"Dese are da conditions dat prevail." – Jimmy Durante

Alas, the 2013 IFRS changes on the preceding page are just the beginning – there's much more in the pipeline. We provide a brief overview of the nature and objectives of these projects below. All of them, save one, are joint ones with the US, so when we say "the Boards" we mean the IASB and FASB working together. Well, sort of...

  • Revenue – establishing a one-size-fits-all model for recognition and measurement. After ten years of study and debate (scary that), the (evil?) forces of fair value have been beaten back, and existing revenue recognition principles are largely being carried forward in triumph. Nevertheless, the new model will affect some companies, especially those relying on industry-specific guidance.
  • Leases – putting all leases on the balance sheet as assets and liabilities (the project is also known as "death to all operating leases").
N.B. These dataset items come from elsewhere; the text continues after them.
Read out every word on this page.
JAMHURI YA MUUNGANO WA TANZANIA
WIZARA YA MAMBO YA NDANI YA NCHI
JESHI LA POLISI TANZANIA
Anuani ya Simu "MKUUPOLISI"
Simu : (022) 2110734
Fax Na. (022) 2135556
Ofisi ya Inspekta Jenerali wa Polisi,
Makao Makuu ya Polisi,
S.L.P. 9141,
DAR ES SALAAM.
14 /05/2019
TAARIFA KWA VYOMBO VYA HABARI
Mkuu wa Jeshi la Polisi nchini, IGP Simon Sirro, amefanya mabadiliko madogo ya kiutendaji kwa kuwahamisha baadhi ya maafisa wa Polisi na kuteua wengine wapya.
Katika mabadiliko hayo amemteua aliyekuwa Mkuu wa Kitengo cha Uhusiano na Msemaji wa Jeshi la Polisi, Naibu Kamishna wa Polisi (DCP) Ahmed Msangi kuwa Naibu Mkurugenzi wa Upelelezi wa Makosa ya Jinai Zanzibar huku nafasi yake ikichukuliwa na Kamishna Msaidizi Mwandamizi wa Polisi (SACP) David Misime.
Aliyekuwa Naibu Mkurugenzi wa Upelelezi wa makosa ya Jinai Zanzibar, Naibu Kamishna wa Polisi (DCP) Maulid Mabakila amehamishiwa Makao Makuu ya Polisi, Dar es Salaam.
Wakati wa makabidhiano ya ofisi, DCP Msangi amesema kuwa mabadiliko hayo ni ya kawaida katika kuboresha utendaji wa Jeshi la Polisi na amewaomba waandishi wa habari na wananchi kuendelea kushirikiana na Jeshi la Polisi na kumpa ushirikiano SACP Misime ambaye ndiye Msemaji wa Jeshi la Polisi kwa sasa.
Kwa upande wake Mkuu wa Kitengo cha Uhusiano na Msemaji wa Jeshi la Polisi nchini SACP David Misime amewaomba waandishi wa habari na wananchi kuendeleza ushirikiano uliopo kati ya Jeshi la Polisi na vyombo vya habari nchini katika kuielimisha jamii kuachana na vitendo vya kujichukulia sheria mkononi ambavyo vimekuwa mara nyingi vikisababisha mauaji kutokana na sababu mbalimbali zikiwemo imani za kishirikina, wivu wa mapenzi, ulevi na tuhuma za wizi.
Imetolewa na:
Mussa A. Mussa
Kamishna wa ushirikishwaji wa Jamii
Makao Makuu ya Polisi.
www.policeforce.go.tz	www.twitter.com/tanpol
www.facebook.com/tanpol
Some on both Boards now are threatening to vote against a compromise proposal designed to make it more palatable for the masses. Is this project in trouble? Maybe.
  • Classifying financial assets – revisiting when you have to measure financial assets at fair value and whether changes in fair value go to the income statement or OCI, or both. The IASB got rid of OCI for financial assets when it bashed out a revised financial instruments standard in 2008 (still your beating hearts, it's not mandatory until 2015) but the FASB still wants it and it looks like the IASB is going to agree, for convergence's sake, of course.
  • Impairment – recognizing and measuring loan losses using the so-called "three bucket approach" under which the losses get bigger as you move from bucket to bucket. Or maybe not. After consultation with constituents, the FASB has very recently decided the model just isn't workable. It's now going to develop a different solution all on its own, which it'll then share with the IASB. And what's the IASB going to do? We don't know, but it's not happy. Convergence in this area is critical to financial institutions. The Chair of the IASB has gone so far as to describe the prospect of the project's collapse as an embarrassment to both Boards.
  • Hedging – simplifying and expanding hedge accounting using a business model approach. This isn't really a joint project – the only link to US GAAP is that the FASB has agreed to ask constituents what they think of the IASB solution at the same time it proposes something completely different. The IASB also has a "macro hedging" project on the go, something we suspect the US wouldn't touch with a ten foot pole.
  • Insurance contracts – figuring out a common model for all insurers, well, not quite, as the Boards have fallen out over one technical aspect (you don't want to know). Still, they're way closer than they are on impairment or hedging. So far anyway.
  • Investment entities – providing an exception for these entities that would allow them to measure investments in subsidiaries at fair value instead of consolidating them. The Boards don't see eye to eye on some major aspects but getting the IASB to provide an exception of any kind has been quite the achievement. Until recently, the IASB viewed any idea that you might not consolidate a subsidiary as blasphemy.